25 March 2013

Subsidies, Bailouts and Markets

I read with relish the report of Leon Louw's recent blast at the never-ending bailouts of South African Airways (SAA). Mr. Louw, Executive Director of South Africa's Free Market Foundation (FMF), demonstrates how these subsidies distort competition, raise costs and prices, divert resources from more efficient and growth-promoting activities, and are especially burdensome to the poor, from whom the bailouts divert public support. The FMF performs a great public service through well-reasoned commentaries of this sort.

Of course, it is not just state companies and agencies that benefit from public subsidies. Direct government support and regulation are viewed by some as necessary for South African industrial development. The consequences of this approach can be similar to the effects of bailouts of state enterprises.

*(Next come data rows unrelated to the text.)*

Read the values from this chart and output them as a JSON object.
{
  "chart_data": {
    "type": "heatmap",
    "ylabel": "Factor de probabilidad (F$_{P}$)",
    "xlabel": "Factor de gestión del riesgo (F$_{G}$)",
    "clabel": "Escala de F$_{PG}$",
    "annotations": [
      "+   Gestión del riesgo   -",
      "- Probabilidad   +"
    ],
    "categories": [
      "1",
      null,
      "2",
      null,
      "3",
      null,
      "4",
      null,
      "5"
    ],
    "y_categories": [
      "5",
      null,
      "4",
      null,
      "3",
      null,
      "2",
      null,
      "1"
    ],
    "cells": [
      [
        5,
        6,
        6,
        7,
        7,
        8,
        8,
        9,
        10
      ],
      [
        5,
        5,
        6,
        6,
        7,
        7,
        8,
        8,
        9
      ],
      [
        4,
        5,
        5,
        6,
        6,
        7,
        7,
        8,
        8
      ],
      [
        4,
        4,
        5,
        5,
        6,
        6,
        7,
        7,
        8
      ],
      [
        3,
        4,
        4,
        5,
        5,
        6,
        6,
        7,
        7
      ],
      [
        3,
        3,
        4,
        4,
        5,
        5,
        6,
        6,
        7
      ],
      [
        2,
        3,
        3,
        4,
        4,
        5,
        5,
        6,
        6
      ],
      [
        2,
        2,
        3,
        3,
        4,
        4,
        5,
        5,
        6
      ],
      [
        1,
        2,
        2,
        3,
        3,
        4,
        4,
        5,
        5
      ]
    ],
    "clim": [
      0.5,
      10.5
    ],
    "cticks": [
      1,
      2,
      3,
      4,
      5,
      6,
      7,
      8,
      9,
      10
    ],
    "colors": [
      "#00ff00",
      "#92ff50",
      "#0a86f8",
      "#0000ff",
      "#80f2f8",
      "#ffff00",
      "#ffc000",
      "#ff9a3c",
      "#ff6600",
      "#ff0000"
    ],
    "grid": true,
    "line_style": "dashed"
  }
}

In this regard, Mr. Louw's remarks reminded me of a brilliant commentary by another FMF member, on the impacts of industrial policy in South Africa's motor industry. In a prize-winning letter to Business Day in 2005 Jim Harris explained how the MIDP (Motor Industry Development Program, recently rechristened as APDP) supports a few companies, but punishes consumers and retards the country's long-term economic development. His remarks were controversial and attracted fierce reactions from some fellow FMF members—at least those associated with the motor industry.

Mr. Harris' letter signalled the start of a vigorous public debate about MIDP that, if nothing else, clarified the nature and magnitude of the subsidies enjoyed by the industry. As with the bailouts of SAA, the MIDP and related subsidies protect a few heavily dependent companies at the expense of consumers, jobs and the poor.

I have been unable to find any follow-up on the FMF website to Jim Harris' early foray into South Africa's most important industrial policy. It would be useful for the FMF to complement the comments on bailouts to state enterprises (and on the US bailout of General Motors) with a discussion of the massive and continuing subsidies to firms in the South African motor industry and other selected sectors.